Quindi, a livello linguistico, proprio per cercare di garantire l’inclusione sociale a chiunque, è necessario sperimentare, introducendo innovazioni come nuove strutture linguistiche, che vadano incontro a ciascun individuo, cosicché chiunque abbia la possibilità di esprimersi. Pensiamo, ad esempio, a ciò che abbiamo illustrato negli articoli precedenti, come l’uso dello schwa, o ancora l’impiego di forme linguistiche che non richiedano l’uso del maschile o del femminile, l’utilizzo di espressioni che non siano discriminatorie a livello di genere e così via.

Infatti, come già visto, l’attenzione ai linguaggi è oggi centrale nel dibattito attuale sull’inclusione sociale. La comunicazione è specchio della realtà, ma è anche strumento per diffondere, e rafforzare modelli e valori (come pure disvalori e stereotipi). L’uso inclusivo della lingua è la capacità di rappresentare e raggiungere ogni persona, senza esclusione di alcuna categoria o gruppo di persone, ma attribuendo pari riconoscimento e visibilità sociale.

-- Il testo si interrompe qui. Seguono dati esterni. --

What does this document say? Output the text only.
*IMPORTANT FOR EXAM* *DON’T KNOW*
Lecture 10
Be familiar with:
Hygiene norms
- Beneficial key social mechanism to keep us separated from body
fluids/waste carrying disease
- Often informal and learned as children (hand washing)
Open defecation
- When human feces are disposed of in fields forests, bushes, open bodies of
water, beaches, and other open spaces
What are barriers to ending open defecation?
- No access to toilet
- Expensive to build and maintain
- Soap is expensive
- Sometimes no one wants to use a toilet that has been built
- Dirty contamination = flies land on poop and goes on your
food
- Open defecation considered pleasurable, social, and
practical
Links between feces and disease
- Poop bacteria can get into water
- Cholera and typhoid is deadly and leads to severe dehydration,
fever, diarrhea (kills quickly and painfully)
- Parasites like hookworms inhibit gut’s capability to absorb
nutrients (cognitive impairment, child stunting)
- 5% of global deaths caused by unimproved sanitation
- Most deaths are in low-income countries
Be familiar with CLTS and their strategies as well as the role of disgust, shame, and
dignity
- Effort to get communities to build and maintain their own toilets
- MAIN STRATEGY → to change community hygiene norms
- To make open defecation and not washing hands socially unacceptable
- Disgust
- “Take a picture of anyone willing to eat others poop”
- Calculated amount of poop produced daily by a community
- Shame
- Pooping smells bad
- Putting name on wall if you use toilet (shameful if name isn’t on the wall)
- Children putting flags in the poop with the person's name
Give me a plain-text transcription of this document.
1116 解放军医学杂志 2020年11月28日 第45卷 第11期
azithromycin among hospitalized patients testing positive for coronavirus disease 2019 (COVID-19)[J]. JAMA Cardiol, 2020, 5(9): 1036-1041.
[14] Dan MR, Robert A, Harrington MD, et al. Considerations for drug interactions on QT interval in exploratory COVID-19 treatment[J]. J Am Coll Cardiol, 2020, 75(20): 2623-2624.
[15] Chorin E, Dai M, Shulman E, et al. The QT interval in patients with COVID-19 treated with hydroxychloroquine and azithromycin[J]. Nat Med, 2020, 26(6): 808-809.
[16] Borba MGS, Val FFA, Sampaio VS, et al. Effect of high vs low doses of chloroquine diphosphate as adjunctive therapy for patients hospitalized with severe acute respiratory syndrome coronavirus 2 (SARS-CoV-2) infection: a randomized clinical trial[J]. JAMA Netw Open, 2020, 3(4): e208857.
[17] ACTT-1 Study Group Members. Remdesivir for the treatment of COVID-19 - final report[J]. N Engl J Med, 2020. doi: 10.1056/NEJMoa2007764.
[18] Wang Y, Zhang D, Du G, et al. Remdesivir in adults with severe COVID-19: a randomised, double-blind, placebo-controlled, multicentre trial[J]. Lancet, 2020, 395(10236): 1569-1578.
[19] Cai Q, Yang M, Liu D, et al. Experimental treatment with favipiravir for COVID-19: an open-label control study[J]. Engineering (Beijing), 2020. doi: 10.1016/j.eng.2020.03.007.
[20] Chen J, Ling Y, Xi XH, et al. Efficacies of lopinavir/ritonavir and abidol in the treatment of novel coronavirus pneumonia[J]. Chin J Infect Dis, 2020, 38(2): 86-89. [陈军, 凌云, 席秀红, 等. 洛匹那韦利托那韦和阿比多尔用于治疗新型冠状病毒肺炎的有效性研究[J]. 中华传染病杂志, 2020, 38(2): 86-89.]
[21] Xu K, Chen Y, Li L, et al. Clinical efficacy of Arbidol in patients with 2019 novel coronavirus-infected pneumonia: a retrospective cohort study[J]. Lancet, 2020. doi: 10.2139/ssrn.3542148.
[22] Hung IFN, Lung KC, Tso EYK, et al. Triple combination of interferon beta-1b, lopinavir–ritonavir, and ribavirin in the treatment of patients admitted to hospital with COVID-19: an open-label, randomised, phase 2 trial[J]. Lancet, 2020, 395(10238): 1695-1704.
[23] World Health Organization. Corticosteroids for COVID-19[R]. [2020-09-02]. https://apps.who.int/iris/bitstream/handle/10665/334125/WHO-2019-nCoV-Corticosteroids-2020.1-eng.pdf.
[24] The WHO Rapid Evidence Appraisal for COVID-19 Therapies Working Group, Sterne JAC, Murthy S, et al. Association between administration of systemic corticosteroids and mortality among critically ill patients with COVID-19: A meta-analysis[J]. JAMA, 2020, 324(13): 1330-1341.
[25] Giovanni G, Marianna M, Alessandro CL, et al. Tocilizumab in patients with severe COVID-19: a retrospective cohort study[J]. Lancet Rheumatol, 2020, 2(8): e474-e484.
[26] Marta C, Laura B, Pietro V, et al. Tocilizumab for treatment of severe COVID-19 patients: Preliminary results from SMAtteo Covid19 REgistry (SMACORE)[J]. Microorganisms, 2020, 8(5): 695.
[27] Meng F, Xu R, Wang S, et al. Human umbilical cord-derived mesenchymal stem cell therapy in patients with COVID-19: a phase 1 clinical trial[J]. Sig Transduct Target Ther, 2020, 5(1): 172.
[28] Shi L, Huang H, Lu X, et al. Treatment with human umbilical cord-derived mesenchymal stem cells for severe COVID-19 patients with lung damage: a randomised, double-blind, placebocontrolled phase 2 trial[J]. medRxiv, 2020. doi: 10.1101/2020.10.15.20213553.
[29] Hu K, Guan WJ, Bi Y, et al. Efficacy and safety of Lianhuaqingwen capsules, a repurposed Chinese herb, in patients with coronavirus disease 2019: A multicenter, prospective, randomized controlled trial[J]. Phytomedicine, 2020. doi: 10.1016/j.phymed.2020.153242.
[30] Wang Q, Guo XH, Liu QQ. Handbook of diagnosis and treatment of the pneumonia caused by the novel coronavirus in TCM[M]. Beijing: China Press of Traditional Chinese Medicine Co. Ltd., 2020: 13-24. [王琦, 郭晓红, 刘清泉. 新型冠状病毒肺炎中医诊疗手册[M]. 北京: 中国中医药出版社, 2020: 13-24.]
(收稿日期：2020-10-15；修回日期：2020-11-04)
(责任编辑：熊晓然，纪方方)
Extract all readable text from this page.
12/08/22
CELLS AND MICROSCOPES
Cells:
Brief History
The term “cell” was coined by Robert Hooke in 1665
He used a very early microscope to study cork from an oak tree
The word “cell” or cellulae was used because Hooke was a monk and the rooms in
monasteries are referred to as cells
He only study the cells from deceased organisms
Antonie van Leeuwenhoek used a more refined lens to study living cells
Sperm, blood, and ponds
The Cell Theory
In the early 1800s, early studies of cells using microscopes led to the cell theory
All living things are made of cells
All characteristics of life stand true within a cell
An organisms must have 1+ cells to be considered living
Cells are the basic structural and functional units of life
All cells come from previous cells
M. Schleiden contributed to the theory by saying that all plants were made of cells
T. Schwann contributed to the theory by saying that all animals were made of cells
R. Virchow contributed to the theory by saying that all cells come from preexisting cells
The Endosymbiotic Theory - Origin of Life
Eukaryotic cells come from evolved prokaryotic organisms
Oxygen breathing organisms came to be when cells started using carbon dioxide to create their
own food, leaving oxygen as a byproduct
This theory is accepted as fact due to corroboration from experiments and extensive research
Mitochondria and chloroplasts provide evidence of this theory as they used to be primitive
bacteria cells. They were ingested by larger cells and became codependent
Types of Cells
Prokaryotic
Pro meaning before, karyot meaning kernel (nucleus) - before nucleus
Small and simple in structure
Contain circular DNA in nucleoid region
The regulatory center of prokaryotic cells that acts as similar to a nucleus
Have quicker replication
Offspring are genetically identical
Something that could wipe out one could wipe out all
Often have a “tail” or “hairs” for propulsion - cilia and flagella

Perciò, la lingua e la sua evoluzione, nonché il suo adattamento al nuovo contesto sociale e il legame con la comunicazione, sono influenzate appunto dalla società e dalla cultura, che definiscono la forma del linguaggio proprio perché quest’ultimo è quel mezzo indispensabile che la società ha per comunicare notizie e trasmettere informazioni, per creare definizioni necessarie alla comprensione del mondo, delle persone e dei sentimenti, per evolversi.

Dunque, il linguaggio non è soltanto un mezzo di comunicazione, ma è uno dei modi attraverso il quale una comunità esprime la sua cultura, le sue tradizioni, i suoi valori, i suoi modelli sociali. E’ un meccanismo vivente che si evolve, così come i gruppi e le persone che con esso si rappresentano e si definiscono, e costituisce un elemento che consente l’inclusione anche a livello sociale di ciascun individuo.